Returning to his homeland in 1607, Meletius spent some time on the estate of Prince Solomeretsky near Minsk, where, as Jacob Susha testifies, he enjoyed enormous authority among the common people, who “flocked to him as an oracle.”

Around 1608, Meletius went to the Vilna Orthodox Brotherhood at the Holy Trinity Monastery, where at that time one of the centers of Orthodox opposition to the advancing Counter-Reformation was located. Here he met one of the outstanding figures of Belarusian culture - a polemicist writer, later Archimandrite of the Vilna Holy Spiritual Monastery Leonty (Karpovich, † 1620), and became his faithful comrade-in-arms. In 1610 he published a talented polemical work against the Uniates and Latins, called “Frinos” (“Lament”), that is, “The Lament of the Eastern Church.” In this book, Meletius called for the consolidation of the forces of the peoples of Belarus and Ukraine in the fight against advancing Catholicism. Around 1615, Meletius wrote in Polish the Treatise on the Procession of the Holy Spirit, as well as the Palinodia.
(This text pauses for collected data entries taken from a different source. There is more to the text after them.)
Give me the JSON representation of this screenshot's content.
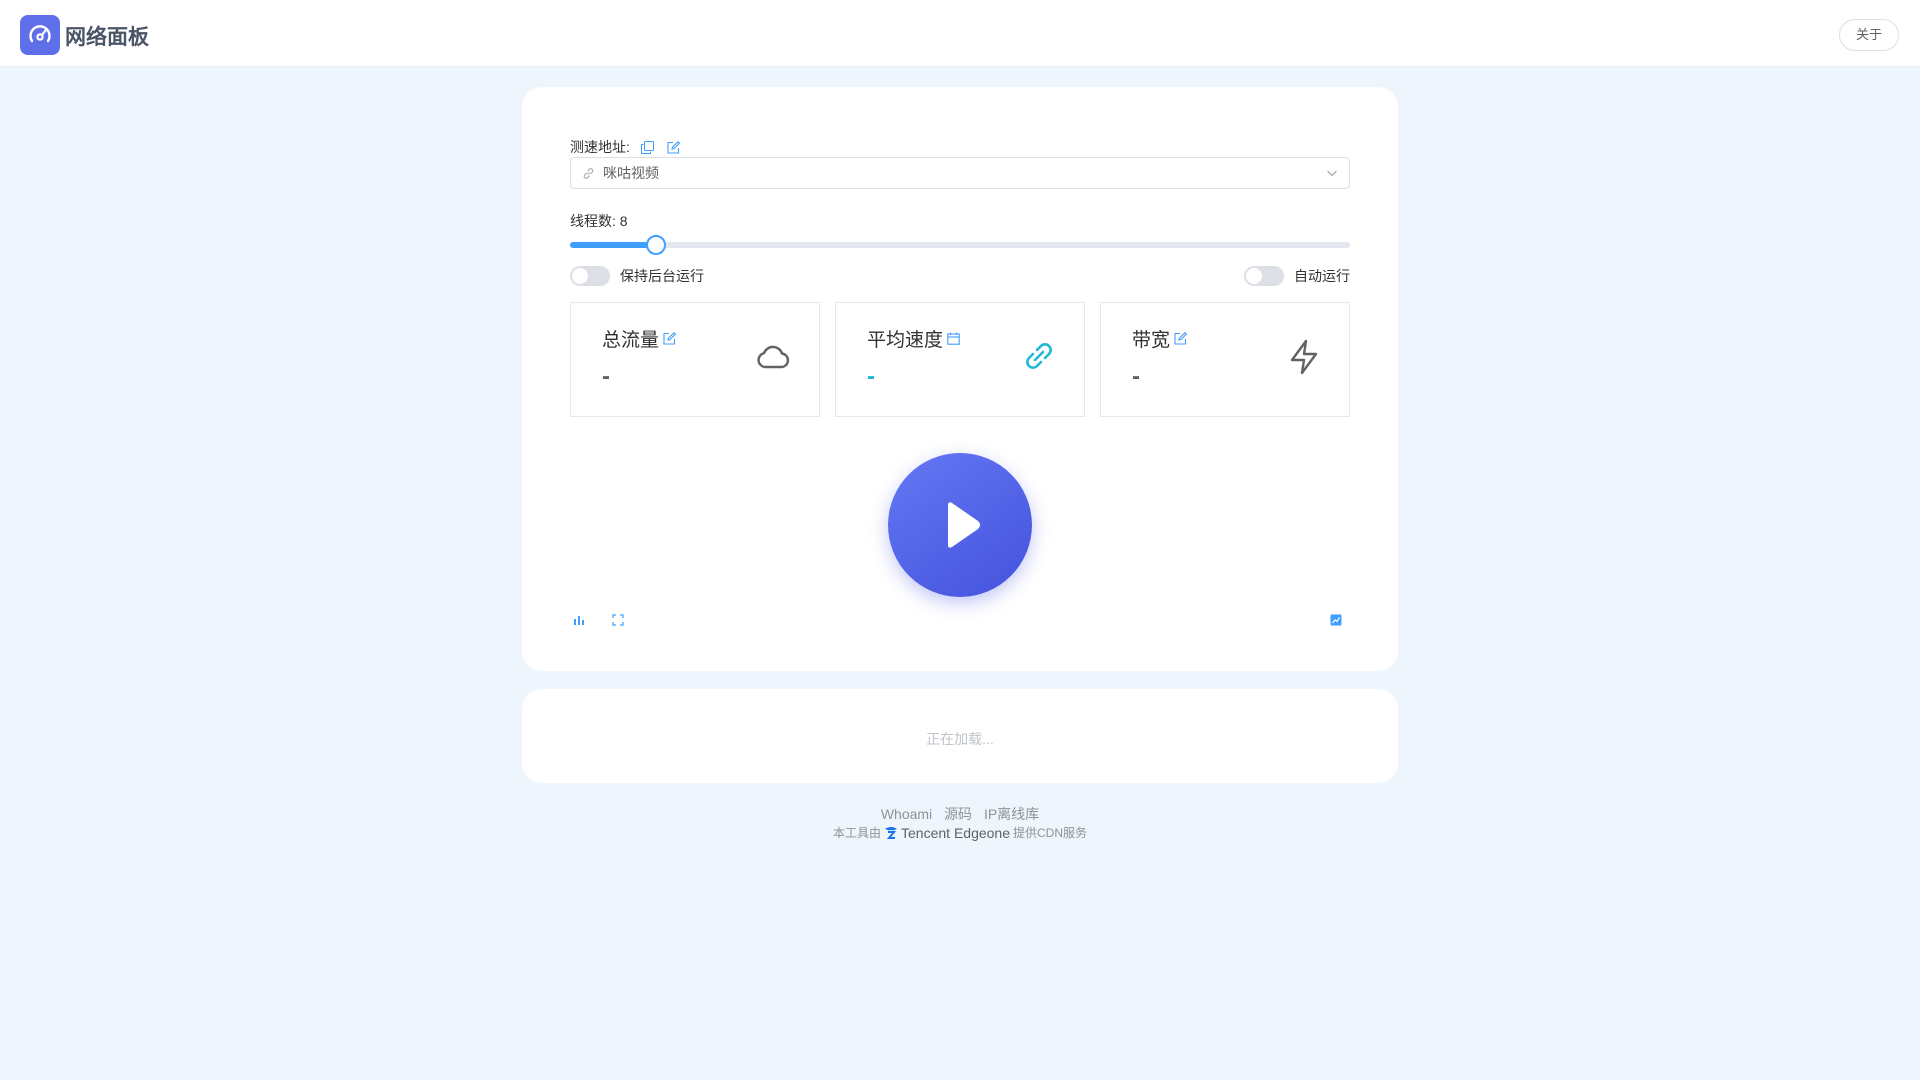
{
  "header": {
    "app_title": "网络面板",
    "about_label": "关于",
    "logo_icon": "speedometer-icon"
  },
  "speed_test": {
    "url_label": "测速地址:",
    "selected_source": "咪咕视频",
    "threads_label": "线程数:",
    "threads_value": "8",
    "threads_slider": {
      "value": 8,
      "fraction": 0.11
    },
    "keep_background_label": "保持后台运行",
    "auto_run_label": "自动运行",
    "keep_background_on": false,
    "auto_run_on": false
  },
  "stats": [
    {
      "title": "总流量",
      "value": "-",
      "icon": "cloud-icon"
    },
    {
      "title": "平均速度",
      "value": "-",
      "icon": "link-icon"
    },
    {
      "title": "带宽",
      "value": "-",
      "icon": "lightning-icon"
    }
  ],
  "loading": {
    "text": "正在加载..."
  },
  "footer": {
    "links": [
      "Whoami",
      "源码",
      "IP离线库"
    ],
    "credit_prefix": "本工具由",
    "credit_brand": "Tencent Edgeone",
    "credit_suffix": "提供CDN服务"
  },
  "colors": {
    "accent": "#409eff",
    "brand": "#5f6fea",
    "cyan": "#1fb8d6",
    "background": "#eef5fd"
  }
}
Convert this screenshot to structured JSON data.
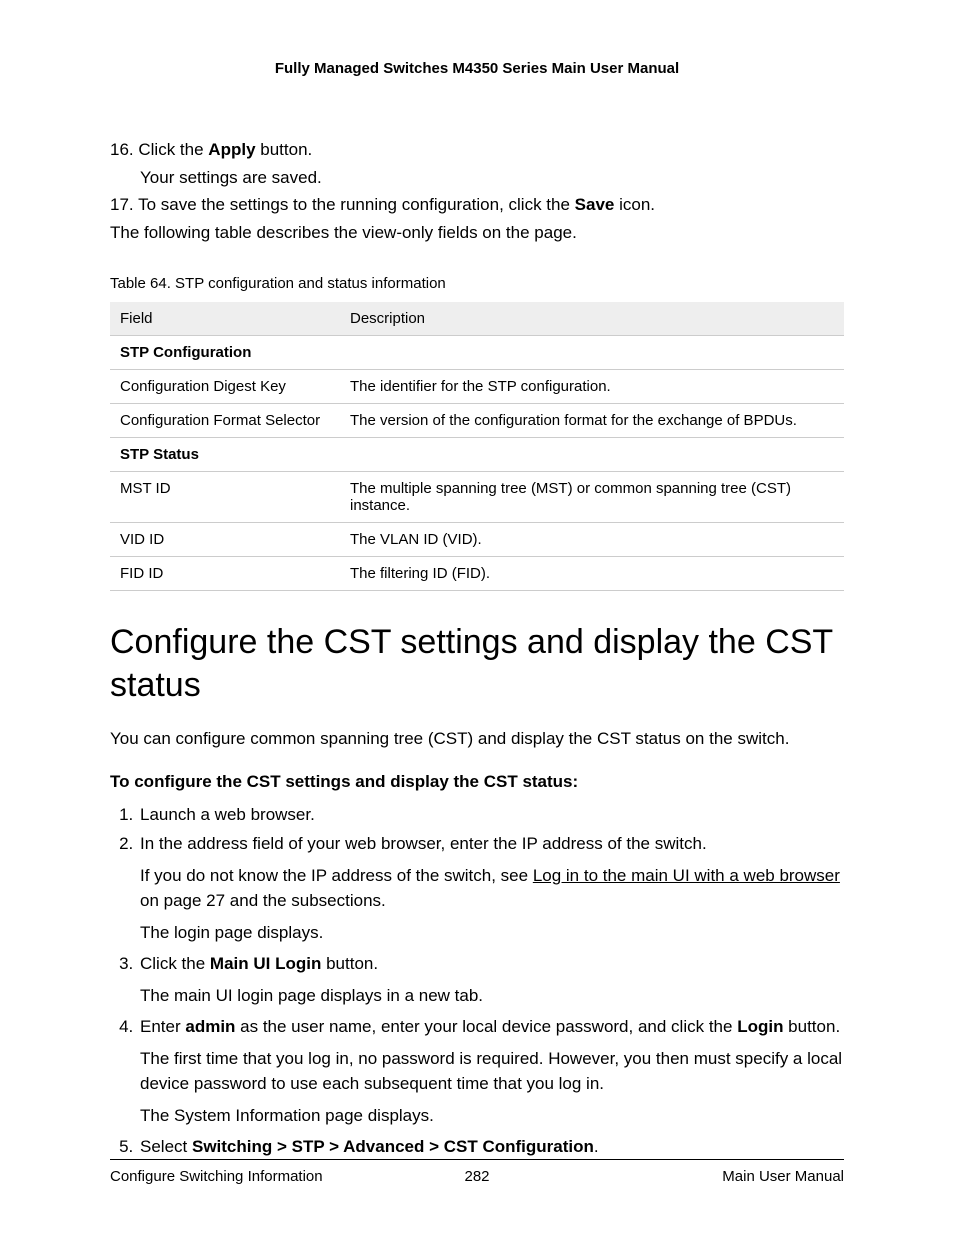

From approximately 1615 to 1617, Meletius was in Kyiv; in 1617 he returned to Vilna, was a teacher in the town of Evye (now Vievis) 40 km from Vilna, taught “liberal sciences” and the Slavic language there. In 1617 he was tonsured a monk by Archimandrite Leonty (Karpovich, 11620).

From 1618 to 1620 he was the rector of the Kyiv fraternal school. In 1619, “Grammar of the Slavic correct syntagma...” was published in Evye. This book glorified the name of Meletius as an outstanding scientist not only in the Slavic world, but also in many countries of Western Europe. The publication of "Grammar" refuted the prevailing opinion in the Vatican, which denied any possibility of the development of science and literature in the Slavic language. The Slavic grammar of Meletius was destined to have a long life in the Moscow state in theological and secular schools in the post-Petrine era, until the middle of the 19th century. M. V. Lomonosov called “Grammar” “the gates of learning.”

The years 1620-1623 were especially fruitful in Meletius’s literary work. On November 2, 1620, Meletius delivered a memorial address in Vilna at the burial of Bishop Leonty (Karpovich), published under the title “Kazan for an honest burial... of Mr. Leonty Karpovich” (1620). Twice, in April and June 1621, Meletius published “Justification of Innocence...”, to which Uniate Metropolitan Joseph Velyamin Rutsky responded with “Double guilt” with “Addition”. In the same year, Meletius wrote and published the “Defense of Justification,” to which the Uniates immediately responded with the “Test of the Defense.” From the side of Meletius follows "Reproach" (1622).

In 1619, on behalf of the Eastern Patriarchs, Patriarch Theophan of Jerusalem arrived in Moscow to organize church affairs in Moscow and the Grand Duchy of Lithuania. In 1620, Patriarch Theophan consecrated Meletius as Bishop of Polotsk and Vitebsk and elevated him to the rank of archbishop.

Archbishop Meletios took an active part in the socio-political life of the country. His messages with calls for the defense of faith and nationalities were distributed throughout the territory of the Grand Duchy of Lithuania. The messages of Archbishop Meletius in 1621-1622 played an important role in popular uprisings in Vitebsk, Mogilev, and Polotsk.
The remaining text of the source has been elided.